The Boersma family dairy spanned three generations until 1992, when stricter government regulations forced them to sell the cows and open a small coffee stand next to the local post office in their town.
Now, 26 years later, the family owns one of the most well-known coffee chains in the west with just over 310 stores in Idaho, Washington, Oregon, Colorado, California, Nevada and Arizona. In 2017, the company made $77 million in sales.
Right now, the company is growing its storeship by 10 percent each year, said Melanie Spliethof, a media relations contact with Dutch Bros. Coffee. For the last several years, around 20 to 25 stores have popped up each year around the western side of the United States.
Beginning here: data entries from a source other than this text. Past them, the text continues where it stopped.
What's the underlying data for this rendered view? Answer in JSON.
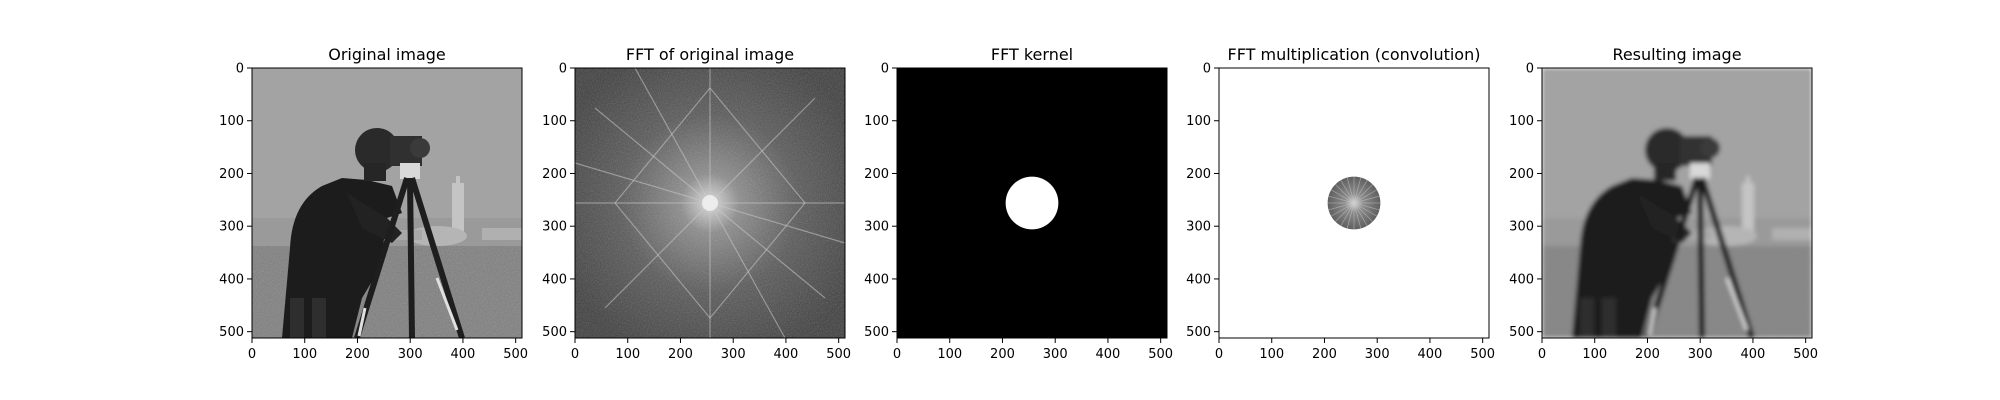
{
  "chart_data": [
    {
      "type": "image",
      "title": "Original image",
      "content": "grayscale photograph",
      "x_ticks": [
        0,
        100,
        200,
        300,
        400,
        500
      ],
      "y_ticks": [
        0,
        100,
        200,
        300,
        400,
        500
      ],
      "xlim": [
        0,
        512
      ],
      "ylim": [
        512,
        0
      ]
    },
    {
      "type": "image",
      "title": "FFT of original image",
      "content": "fft magnitude spectrum",
      "x_ticks": [
        0,
        100,
        200,
        300,
        400,
        500
      ],
      "y_ticks": [
        0,
        100,
        200,
        300,
        400,
        500
      ],
      "xlim": [
        0,
        512
      ],
      "ylim": [
        512,
        0
      ]
    },
    {
      "type": "image",
      "title": "FFT kernel",
      "content": "binary circular mask",
      "background": "#000000",
      "disc_color": "#ffffff",
      "disc_center": [
        256,
        256
      ],
      "disc_radius": 50,
      "x_ticks": [
        0,
        100,
        200,
        300,
        400,
        500
      ],
      "y_ticks": [
        0,
        100,
        200,
        300,
        400,
        500
      ],
      "xlim": [
        0,
        512
      ],
      "ylim": [
        512,
        0
      ]
    },
    {
      "type": "image",
      "title": "FFT multiplication (convolution)",
      "content": "masked spectrum",
      "background": "#ffffff",
      "disc_center": [
        256,
        256
      ],
      "disc_radius": 50,
      "x_ticks": [
        0,
        100,
        200,
        300,
        400,
        500
      ],
      "y_ticks": [
        0,
        100,
        200,
        300,
        400,
        500
      ],
      "xlim": [
        0,
        512
      ],
      "ylim": [
        512,
        0
      ]
    },
    {
      "type": "image",
      "title": "Resulting image",
      "content": "low-pass filtered photograph",
      "x_ticks": [
        0,
        100,
        200,
        300,
        400,
        500
      ],
      "y_ticks": [
        0,
        100,
        200,
        300,
        400,
        500
      ],
      "xlim": [
        0,
        512
      ],
      "ylim": [
        512,
        0
      ]
    }
  ]
}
In an attempt to show just how much ground the chain now covers, the company hosts Coacha, a flashy event with lots of people, plenty of coffee and music reminiscent of the inside of a Dutch Bros. Coffee stand. The event brings in employees from all seven states to learn from their company leaders and reconnect with the Dutch Bros. culture.
Nearly 2,500 "broistas" filtered into the Veterans Memorial Coliseum in Portland Monday morning, looking to learn a bit more about the company they work for.
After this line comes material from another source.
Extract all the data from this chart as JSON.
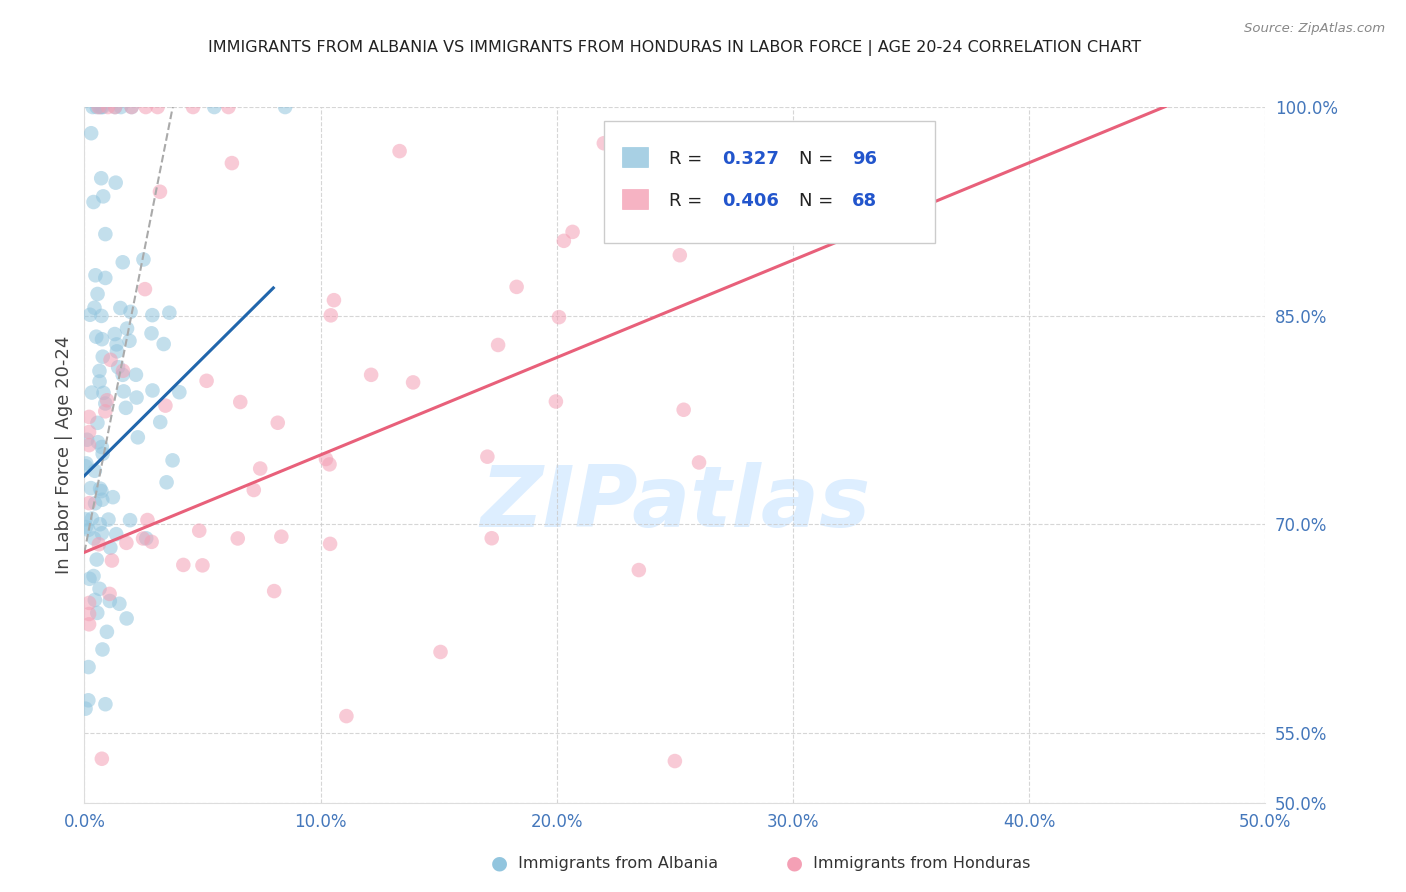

For some, it was their first time. Some broistas— like Dutch Bros. Coffee stand operator Kevin Murphy — have been attending the annual event since just 100 employees met in Grants Pass for the first Coacha six years ago.
Since then, Murphy has opened six locations and oversees 150 employees. Almost 80 of them attended Coacha with him. He said it's a testament to the Dutch Bros. culture.
"It's all about the crew — your employees," Murphy said. "It's amazing to watch them grow even outside Dutch Bros."
Murphy said he was just as energized 15 years ago when he began working with the company as he is now, even if he isn't the one blasting music in the coffee stand daily. The company, he said, promotes an employee lifestyle that encourages business passions beyond the coffee stand.
"We've had people build their own companies. We've had architects and engineers that have worked with us on certain projects," Murphy said. "And I get to spend these really awesome years with these younger people, and watch them develop."
Murphy opened his most recent location in Portland
"All the connections our environment creates are so wonderful," Murphy said. "You'll meet your best friend, your roommate, your husband or wife here. It's unreal."
Murphy got in on the ground floor early.
"I feel like I live in a dream world because of it," Murphy said.
The process to becoming an operator for Dutch Bros. is extremely competitive, the CEO said. A lengthy interview process and many steps up in the company, Travis said, are just a few of the pieces needed to operate a Dutch Bros. Coffee stand.
"It's challenging. It has to be earned and it will be competitive," Travis said to the crowd. "You guys pretty much dictate what that looks like for each other."
Over the next few years, the company hopes to grow from opening 25 new locations a year to 50 or 75, Spliethof said. For now, company-wide quality assurance standards and products keep Dutch Bros. locations in the west.
Because of the close-knit company and geographical area, the saying "Everyone knows someone who knows Dutch" rings true to many of the company's employees.
"People know us now," Murphy said. "Rather than just staying on a local level, we can do so many larger things now.
The company has several give-back programs that raise money throughout the year to breast cancer awareness research, children's charities, local funding and ALS awareness through the "Drink One for Dane" yearly campaign. The eldest cofounder of Dutch Bros. died of ALS complications in 2009.
Travis said the company raised $5.8 million for their give-back programs in 2017.
The takeaway for employees at Coacha was simple: "compelling futures," even if an employee's future doesn't have Dutch Bros. in it forever, Brant said.
"The hope really is that they start thinking where they're at and where they can go. We don't have to keep them here at Dutch forever," Brant said. "It's a coffee job that's fun and rad, but we want them to think about pursuing their own dreams. Hopefully, this is a good stepping stone for them to move on."
Murphy said the best part of his job is watching his work family grow in and outside the coffee stand.
"It's not just about the day-to-day operations," Murphy said. "It's more about the movement."